Example projects available to fork:
Generate generic packages
The example project generic-package-generator
provides projects that:
- Generate a random text blob, and create a tarball with the current Unix timestamp as release version.
- Upload the tarball into the generic package registry, using the Unix timestamp as release version.
To generate generic packages, you can use this standalone .gitlab-ci.yml
configuration:
generate-package:
parallel:
matrix:
- MB_COUNT: [1, 5, 10, 20]
before_script:
- apt update && apt -y install curl
script:
- dd if=/dev/urandom of="${MB_COUNT}.txt" bs=1048576 count=${MB_COUNT}
- tar czf "generated-$MB_COUNT-nighly-`date +%s`.tar.gz" "${MB_COUNT}.txt"

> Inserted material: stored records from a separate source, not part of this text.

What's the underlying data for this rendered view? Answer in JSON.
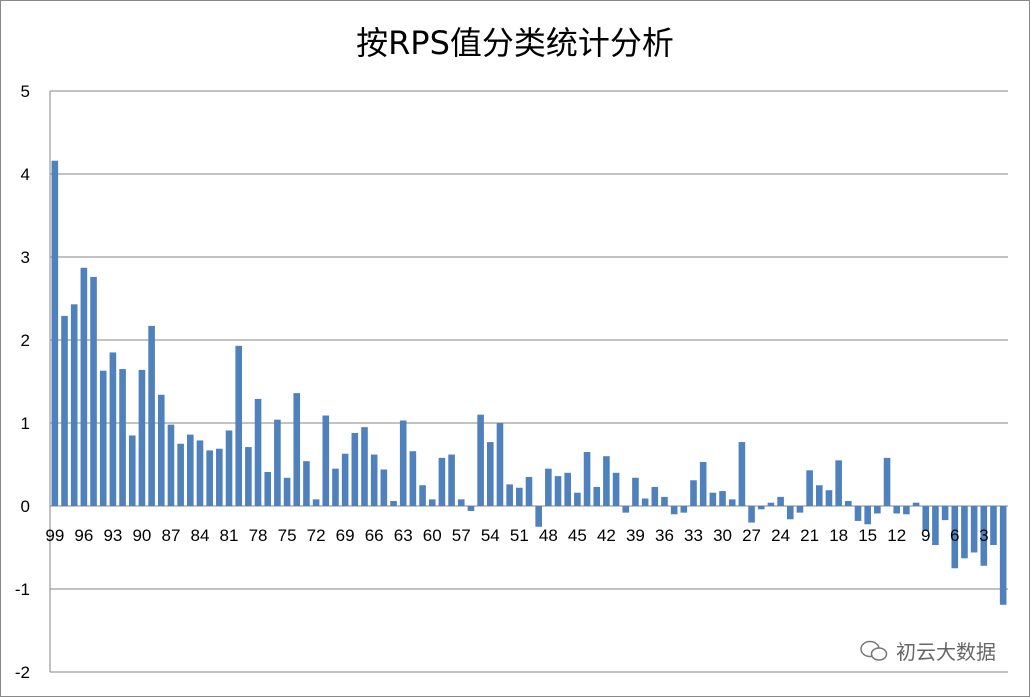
{
  "chart_data": {
    "type": "bar",
    "title": "按RPS值分类统计分析",
    "xlabel": "",
    "ylabel": "",
    "ylim": [
      -2,
      5
    ],
    "yticks": [
      -2,
      -1,
      0,
      1,
      2,
      3,
      4,
      5
    ],
    "grid": true,
    "legend": "none",
    "bar_color": "#4F81BD",
    "categories": [
      99,
      98,
      97,
      96,
      95,
      94,
      93,
      92,
      91,
      90,
      89,
      88,
      87,
      86,
      85,
      84,
      83,
      82,
      81,
      80,
      79,
      78,
      77,
      76,
      75,
      74,
      73,
      72,
      71,
      70,
      69,
      68,
      67,
      66,
      65,
      64,
      63,
      62,
      61,
      60,
      59,
      58,
      57,
      56,
      55,
      54,
      53,
      52,
      51,
      50,
      49,
      48,
      47,
      46,
      45,
      44,
      43,
      42,
      41,
      40,
      39,
      38,
      37,
      36,
      35,
      34,
      33,
      32,
      31,
      30,
      29,
      28,
      27,
      26,
      25,
      24,
      23,
      22,
      21,
      20,
      19,
      18,
      17,
      16,
      15,
      14,
      13,
      12,
      11,
      10,
      9,
      8,
      7,
      6,
      5,
      4,
      3,
      2,
      1
    ],
    "values": [
      4.16,
      2.29,
      2.43,
      2.87,
      2.76,
      1.63,
      1.85,
      1.65,
      0.85,
      1.64,
      2.17,
      1.34,
      0.98,
      0.75,
      0.86,
      0.79,
      0.67,
      0.69,
      0.91,
      1.93,
      0.71,
      1.29,
      0.41,
      1.04,
      0.34,
      1.36,
      0.54,
      0.08,
      1.09,
      0.45,
      0.63,
      0.88,
      0.95,
      0.62,
      0.44,
      0.06,
      1.03,
      0.66,
      0.25,
      0.08,
      0.58,
      0.62,
      0.08,
      -0.06,
      1.1,
      0.77,
      1.0,
      0.26,
      0.22,
      0.35,
      -0.25,
      0.45,
      0.36,
      0.4,
      0.16,
      0.65,
      0.23,
      0.6,
      0.4,
      -0.08,
      0.34,
      0.09,
      0.23,
      0.11,
      -0.1,
      -0.08,
      0.31,
      0.53,
      0.16,
      0.18,
      0.08,
      0.77,
      -0.2,
      -0.04,
      0.04,
      0.11,
      -0.16,
      -0.08,
      0.43,
      0.25,
      0.19,
      0.55,
      0.06,
      -0.18,
      -0.22,
      -0.09,
      0.58,
      -0.09,
      -0.1,
      0.04,
      -0.3,
      -0.47,
      -0.17,
      -0.75,
      -0.63,
      -0.56,
      -0.72,
      -0.47,
      -1.19
    ],
    "xtick_labels": [
      "99",
      "96",
      "93",
      "90",
      "87",
      "84",
      "81",
      "78",
      "75",
      "72",
      "69",
      "66",
      "63",
      "60",
      "57",
      "54",
      "51",
      "48",
      "45",
      "42",
      "39",
      "36",
      "33",
      "30",
      "27",
      "24",
      "21",
      "18",
      "15",
      "12",
      "9",
      "6",
      "3"
    ]
  },
  "watermark": {
    "text": "初云大数据",
    "icon": "wechat-icon"
  }
}
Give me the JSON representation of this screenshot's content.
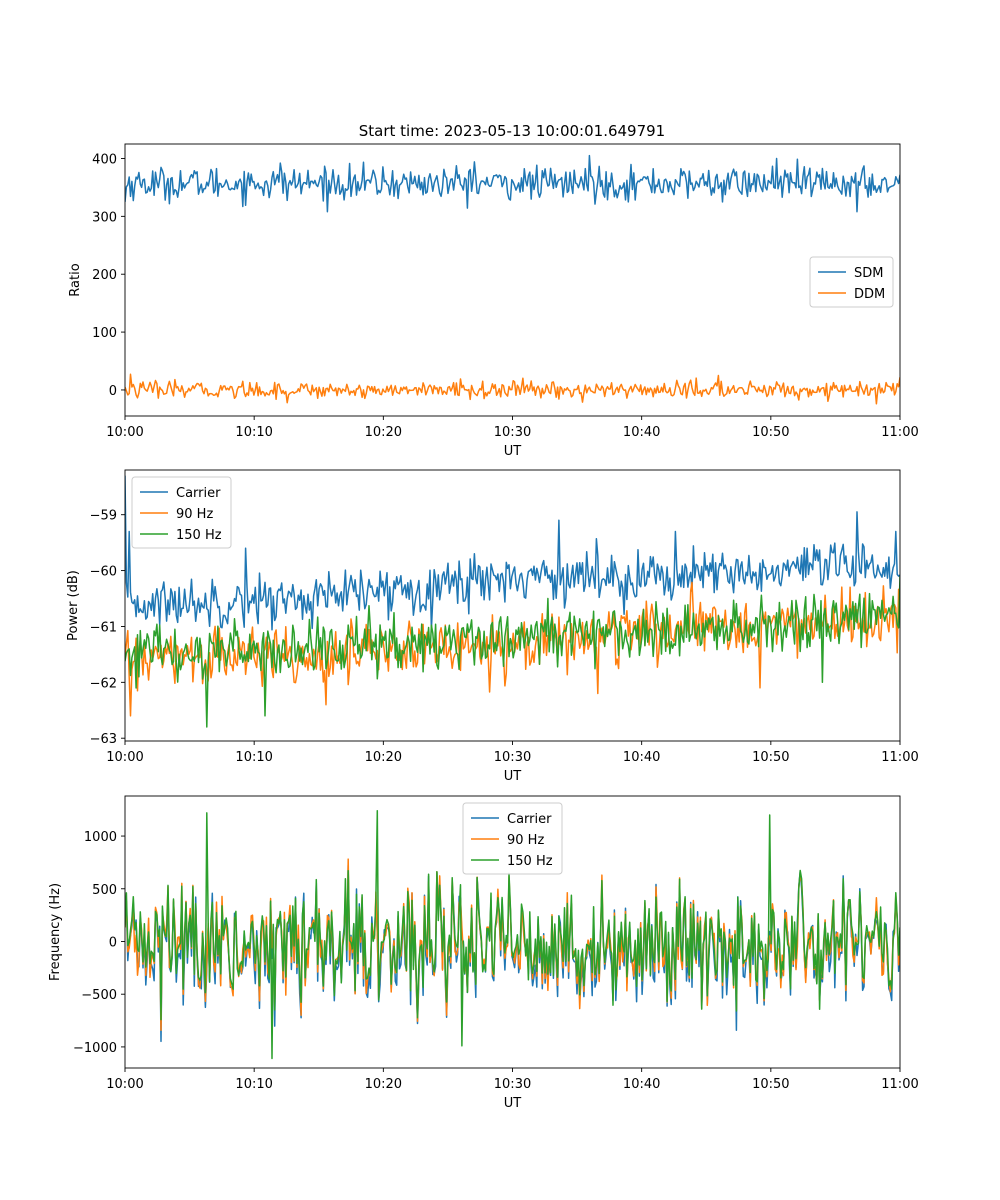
{
  "figure_title": "Start time: 2023-05-13 10:00:01.649791",
  "colors": {
    "blue": "#1f77b4",
    "orange": "#ff7f0e",
    "green": "#2ca02c"
  },
  "chart_data": [
    {
      "type": "line",
      "title": "Start time: 2023-05-13 10:00:01.649791",
      "xlabel": "UT",
      "ylabel": "Ratio",
      "xlim": [
        "10:00",
        "11:00"
      ],
      "xticks": [
        "10:00",
        "10:10",
        "10:20",
        "10:30",
        "10:40",
        "10:50",
        "11:00"
      ],
      "ylim": [
        -45,
        425
      ],
      "yticks": [
        0,
        100,
        200,
        300,
        400
      ],
      "ytick_labels": [
        "0",
        "100",
        "200",
        "300",
        "400"
      ],
      "legend_position": "center-right",
      "grid": false,
      "series": [
        {
          "name": "SDM",
          "color": "#1f77b4",
          "mean": 357,
          "noise": 14,
          "spikes": [
            [
              0.0,
              325
            ],
            [
              0.2,
              392
            ],
            [
              0.45,
              394
            ],
            [
              0.6,
              405
            ],
            [
              0.84,
              400
            ],
            [
              0.945,
              308
            ],
            [
              1.0,
              372
            ]
          ]
        },
        {
          "name": "DDM",
          "color": "#ff7f0e",
          "mean": 0,
          "noise": 7,
          "spikes": [
            [
              0.0,
              5
            ],
            [
              0.007,
              27
            ],
            [
              0.21,
              -22
            ],
            [
              0.59,
              -21
            ],
            [
              0.765,
              25
            ],
            [
              0.97,
              -24
            ],
            [
              1.0,
              22
            ]
          ]
        }
      ]
    },
    {
      "type": "line",
      "title": "",
      "xlabel": "UT",
      "ylabel": "Power (dB)",
      "xlim": [
        "10:00",
        "11:00"
      ],
      "xticks": [
        "10:00",
        "10:10",
        "10:20",
        "10:30",
        "10:40",
        "10:50",
        "11:00"
      ],
      "ylim": [
        -63.05,
        -58.2
      ],
      "yticks": [
        -63,
        -62,
        -61,
        -60,
        -59
      ],
      "ytick_labels": [
        "−63",
        "−62",
        "−61",
        "−60",
        "−59"
      ],
      "legend_position": "upper-left",
      "grid": false,
      "series": [
        {
          "name": "Carrier",
          "color": "#1f77b4",
          "trend": [
            [
              0,
              -60.6
            ],
            [
              0.25,
              -60.5
            ],
            [
              0.5,
              -60.1
            ],
            [
              0.75,
              -60.1
            ],
            [
              1.0,
              -59.9
            ]
          ],
          "noise": 0.22,
          "spikes": [
            [
              0.0,
              -58.3
            ],
            [
              0.005,
              -59.3
            ],
            [
              0.155,
              -59.6
            ],
            [
              0.45,
              -59.7
            ],
            [
              0.56,
              -59.1
            ],
            [
              0.71,
              -59.3
            ],
            [
              0.945,
              -58.95
            ],
            [
              0.995,
              -59.3
            ]
          ]
        },
        {
          "name": "90 Hz",
          "color": "#ff7f0e",
          "trend": [
            [
              0,
              -61.6
            ],
            [
              0.25,
              -61.5
            ],
            [
              0.5,
              -61.3
            ],
            [
              0.75,
              -61.0
            ],
            [
              1.0,
              -60.9
            ]
          ],
          "noise": 0.25,
          "spikes": [
            [
              0.007,
              -62.6
            ],
            [
              0.26,
              -62.4
            ],
            [
              0.61,
              -62.2
            ],
            [
              0.82,
              -62.1
            ],
            [
              0.935,
              -60.3
            ]
          ]
        },
        {
          "name": "150 Hz",
          "color": "#2ca02c",
          "trend": [
            [
              0,
              -61.5
            ],
            [
              0.25,
              -61.4
            ],
            [
              0.5,
              -61.2
            ],
            [
              0.75,
              -61.0
            ],
            [
              1.0,
              -60.8
            ]
          ],
          "noise": 0.25,
          "spikes": [
            [
              0.106,
              -62.8
            ],
            [
              0.18,
              -62.6
            ],
            [
              0.545,
              -60.5
            ],
            [
              0.9,
              -62.0
            ],
            [
              1.0,
              -60.1
            ]
          ]
        }
      ]
    },
    {
      "type": "line",
      "title": "",
      "xlabel": "UT",
      "ylabel": "Frequency (Hz)",
      "xlim": [
        "10:00",
        "11:00"
      ],
      "xticks": [
        "10:00",
        "10:10",
        "10:20",
        "10:30",
        "10:40",
        "10:50",
        "11:00"
      ],
      "ylim": [
        -1200,
        1380
      ],
      "yticks": [
        -1000,
        -500,
        0,
        500,
        1000
      ],
      "ytick_labels": [
        "−1000",
        "−500",
        "0",
        "500",
        "1000"
      ],
      "legend_position": "upper-center",
      "grid": false,
      "series": [
        {
          "name": "Carrier",
          "color": "#1f77b4",
          "mean": 0,
          "noise": 320,
          "offset": -60
        },
        {
          "name": "90 Hz",
          "color": "#ff7f0e",
          "mean": 0,
          "noise": 320,
          "offset": -25
        },
        {
          "name": "150 Hz",
          "color": "#2ca02c",
          "mean": 0,
          "noise": 320,
          "offset": 0,
          "spikes": [
            [
              0.106,
              1220
            ],
            [
              0.19,
              -1110
            ],
            [
              0.325,
              1240
            ],
            [
              0.435,
              -990
            ],
            [
              0.832,
              1200
            ]
          ]
        }
      ]
    }
  ]
}
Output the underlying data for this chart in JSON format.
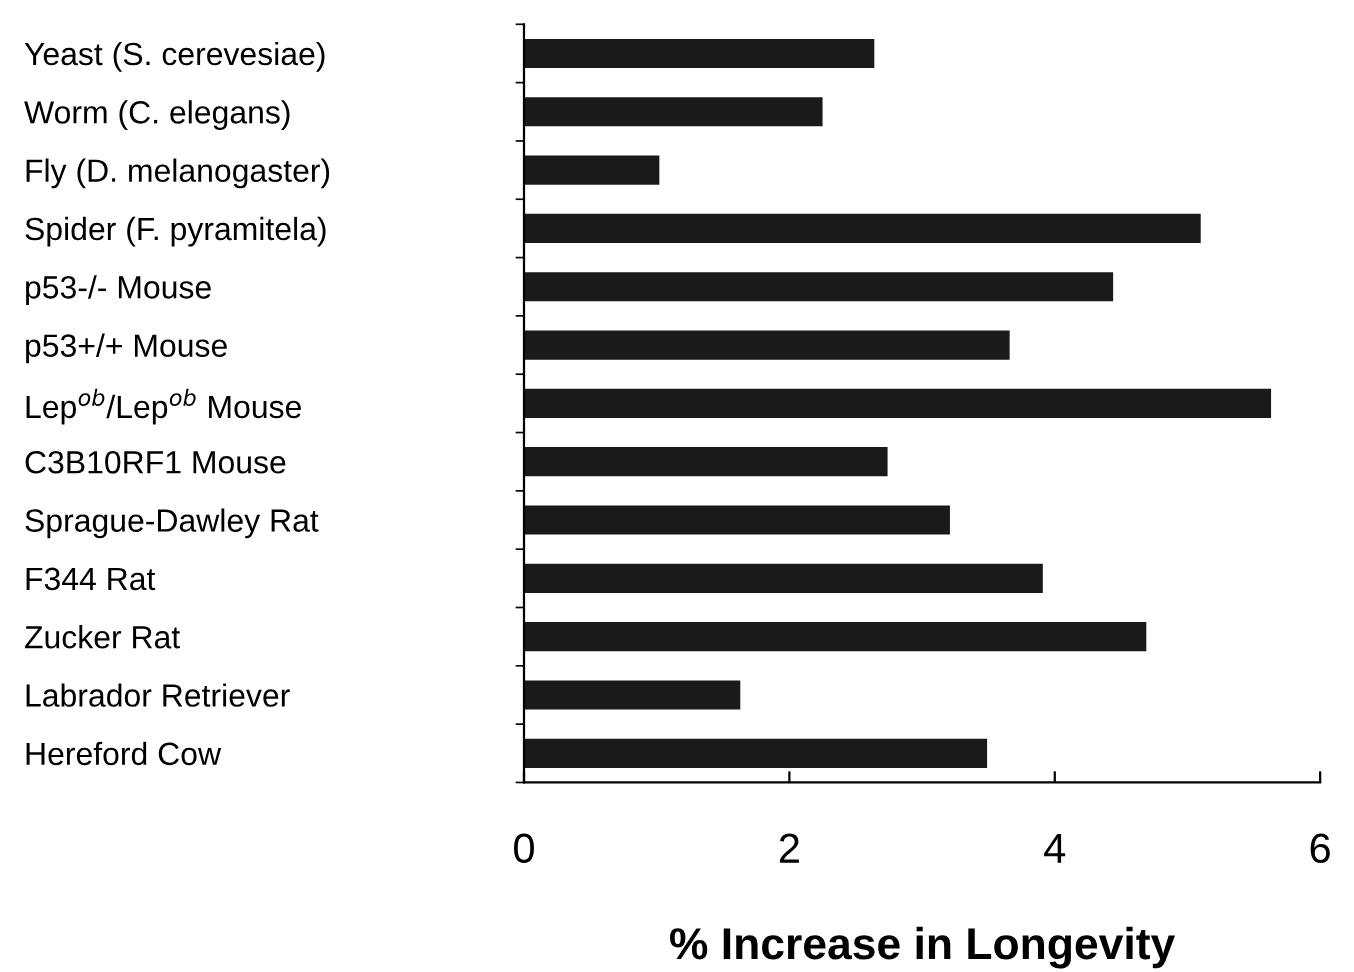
{
  "chart_data": {
    "type": "bar",
    "orientation": "horizontal",
    "xlabel": "% Increase in Longevity",
    "categories": [
      "Yeast (S. cerevesiae)",
      "Worm (C. elegans)",
      "Fly (D. melanogaster)",
      "Spider (F. pyramitela)",
      "p53-/- Mouse",
      "p53+/+ Mouse",
      "Lep$^{ob}$/Lep$^{ob}$ Mouse",
      "C3B10RF1 Mouse",
      "Sprague-Dawley Rat",
      "F344 Rat",
      "Zucker Rat",
      "Labrador Retriever",
      "Hereford Cow"
    ],
    "values": [
      2.64,
      2.25,
      1.02,
      5.1,
      4.44,
      3.66,
      5.63,
      2.74,
      3.21,
      3.91,
      4.69,
      1.63,
      3.49
    ],
    "color": "#1a1a1a",
    "xlim": [
      0,
      6
    ],
    "xticks": [
      0,
      2,
      4,
      6
    ],
    "grid": false
  }
}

- 'curl --header "JOB-TOKEN: $CI_JOB_TOKEN" --upload-file "generated-$MB_COUNT-nighly-`date +%s`.tar.gz" "${CI_API_V4_URL}/projects/${CI_PROJECT_ID}/packages/generic/generator/`date +%s`/${MB_COUNT}-nightly.tar.gz"'
artifacts:
paths:
- '*.tar.gz'
Generate storage usage with forks
Use the following projects to test storage usage with cost factors for forks:
- Fork
gitlab-org/gitlab
into a new namespace or group (includes LFS, Git repository). - Fork
gitlab-com/www-gitlab-com
into a new namespace or group.
Community resources
The following resources are not officially supported. Ensure to test scripts and tutorials before running destructive cleanup commands that may not be reverted.
- Forum topic: Storage management automation resources
- Script: GitLab Storage Analyzer, unofficial project by the GitLab Developer Evangelism team. You find similar code examples in this documentation how-to here.